What Is Normal?

The weather is always a subject of conversation especially when you live in the northeastern part of the United States. Yesterday we had the coldest Memorial Day in 14 years. The high temperature was 61 and that was just after midnight. Throughout the day, the unofficial start of summer, we had intermittent showers and temperatures struggling to reach the mid 50s.

I remember a conversation I was part of during the winter. We were leaving work and of course talking about the weather. I said these warm temperatures we are having are not normal. One of my fellow elevator travelers said something that summed up the weather and much of life: “What is normal?”

Over the past couple of weeks there have been things happening that we would have said and hopefully can still say, “That isn’t normal!” There was the incident in Times Square where 23 pedestrians were mowed down, one young lady killed, by a motorist seeking to end his own life. Then 23 people were killed and 116 were injured by a suicide bomber in Manchester, England, leaving a concert where teenagers and children had just had a good time. Then Coptic pilgrims were shot down when ISIS terrorists stopped their bus and 29 people on their way to worship had their lives ended and many more were injured. I could go on, but I will end with the two men who were stabbed to death and another was badly injured, while defending two Muslims girls who were being terrorized by a white supremacist in Portland, Oregon.

It seems these things used to be the exception not the rule, but daily, it seems, someone shoots, another bombs, another has road rage, or another commits suicide taking many lives other than his or her own. What is normal?

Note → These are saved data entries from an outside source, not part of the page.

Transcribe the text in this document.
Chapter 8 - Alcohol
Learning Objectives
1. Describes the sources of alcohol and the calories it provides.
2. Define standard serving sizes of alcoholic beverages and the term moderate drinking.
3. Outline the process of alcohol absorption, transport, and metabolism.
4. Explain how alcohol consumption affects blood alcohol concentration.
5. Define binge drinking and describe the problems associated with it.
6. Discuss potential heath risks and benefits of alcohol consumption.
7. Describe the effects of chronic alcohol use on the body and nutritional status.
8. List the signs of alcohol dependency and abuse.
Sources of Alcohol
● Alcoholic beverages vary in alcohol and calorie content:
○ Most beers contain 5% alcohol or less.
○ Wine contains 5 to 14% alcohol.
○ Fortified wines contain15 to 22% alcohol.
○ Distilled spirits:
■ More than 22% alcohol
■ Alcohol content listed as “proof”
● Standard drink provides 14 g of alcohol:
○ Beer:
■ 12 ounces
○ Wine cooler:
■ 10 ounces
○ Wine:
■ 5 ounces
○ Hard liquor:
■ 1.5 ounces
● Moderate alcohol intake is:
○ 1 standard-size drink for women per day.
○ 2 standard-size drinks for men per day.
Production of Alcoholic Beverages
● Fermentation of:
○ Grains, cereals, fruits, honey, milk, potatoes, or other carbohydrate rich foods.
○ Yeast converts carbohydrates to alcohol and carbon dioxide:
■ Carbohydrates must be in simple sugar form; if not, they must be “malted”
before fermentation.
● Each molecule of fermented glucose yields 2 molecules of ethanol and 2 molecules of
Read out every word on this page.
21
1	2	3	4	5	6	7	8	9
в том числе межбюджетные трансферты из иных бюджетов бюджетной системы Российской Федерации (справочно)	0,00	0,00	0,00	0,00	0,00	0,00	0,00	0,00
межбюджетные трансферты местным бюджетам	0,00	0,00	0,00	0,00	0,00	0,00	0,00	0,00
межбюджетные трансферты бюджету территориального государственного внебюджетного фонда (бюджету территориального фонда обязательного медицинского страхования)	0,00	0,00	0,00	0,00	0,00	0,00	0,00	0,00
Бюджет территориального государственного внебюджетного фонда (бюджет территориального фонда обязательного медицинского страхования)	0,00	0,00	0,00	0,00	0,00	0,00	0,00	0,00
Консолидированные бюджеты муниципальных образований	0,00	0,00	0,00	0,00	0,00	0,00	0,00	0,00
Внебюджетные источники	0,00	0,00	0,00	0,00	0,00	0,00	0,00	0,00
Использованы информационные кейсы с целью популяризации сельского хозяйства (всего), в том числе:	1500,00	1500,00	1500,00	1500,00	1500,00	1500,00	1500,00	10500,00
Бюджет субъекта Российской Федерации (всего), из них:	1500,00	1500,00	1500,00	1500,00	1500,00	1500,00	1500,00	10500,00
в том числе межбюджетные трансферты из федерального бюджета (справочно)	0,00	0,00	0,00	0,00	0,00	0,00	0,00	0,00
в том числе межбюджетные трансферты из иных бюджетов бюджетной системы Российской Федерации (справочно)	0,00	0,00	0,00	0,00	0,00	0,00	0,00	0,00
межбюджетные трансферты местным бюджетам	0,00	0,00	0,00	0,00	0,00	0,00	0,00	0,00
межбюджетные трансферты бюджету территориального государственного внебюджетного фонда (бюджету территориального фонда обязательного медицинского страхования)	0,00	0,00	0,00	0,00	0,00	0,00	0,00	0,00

Today’s Gospel reading comes from John 17:1-11. These words are part of Jesus’ prayer right after the Last Supper and immediately before he is arrested. I love this prayer, and of course it continues on past verse 11. Read it below from the New Revised Standard Version:

After Jesus had spoken these words, he looked up to heaven and said, “Father, the hour has come; glorify your Son so that the Son may glorify you, since you have given him authority over all people, to give eternal life to all whom you have given him. And this is eternal life, that they may know you, the only true God, and Jesus Christ whom you have sent. I glorified you on earth by finishing the work that you gave me to do. So now, Father, glorify me in your own presence with the glory that I had in your presence before the world existed.

“I have made your name known to those whom you gave me from the world. They were yours, and you gave them to me, and they have kept your word. Now they know that everything you have given me is from you; for the words that you gave to me I have given to them, and they have received them and know in truth that I came from you; and they have believed that you sent me. I am asking on their behalf; I am not asking on behalf of the world, but on behalf of those whom you gave me, because they are yours. All mine are yours, and yours are mine; and I have been glorified in them. And now I am no longer in the world, but they are in the world, and I am coming to you. Holy Father, protect them in your name that you have given me, so that they may be one, as we are one.”

What does this prayer have to do with the “new normal?” Bishop Robert Barron in his Daily Gospel Reflection this morning brings it all together for me.

“…Jesus’ prayer in today’s Gospel sums up his wonderful work as he prepares to return to his Father. Jesus was, in his very person, the meeting of heaven and earth. God and humanity came together in him, and his entire ministry was the outward expression of that inward identity. By calling a scattered Israel to unity, inviting the poor to table fellowship, healing the sick in body and heart, and embodying the path of forgiveness and love, Jesus was bringing God’s will and purposes to earth.

“But then in his passion and death, Jesus brought heaven all the way down. He carried the divine light into the darkest places of the human condition: hatred, cruelty, violence, corruption, stupidity, suffering, even death itself. And by exposing them to the light of God, he thereby transformed them. Ultimately, what proves that heaven is able to transform earth is, of course, the resurrection of Jesus from the dead.

“We often think that cruelty, hatred, violence, fear, suffering, and death are the most powerful forces in the world. But through Jesus’ resurrection, we now know that the divine love is more powerful. God’s kingdom has, in principle, broken the kingdoms of the world, which thrive upon and in turn produce those very negativities.”

Where do we go from here? Jesus said to his disciples and to us, especially as we look around at this “normal” that is so unnerving, “Peace I leave with you; my peace I give to you. I do not give to you as the world gives. Do not let your hearts be troubled, and do not let them be afraid” (John 14:27, NRSV).

Jesus promises peace. It’s not the kind of peace we look from other sources. We don’t have to be flummoxed by the ebbs and flows of the news cycle. (But I still agonize!) God’s divine love is more powerful than any other force. God’s kingdom has broken in and we are invited to live in that reality.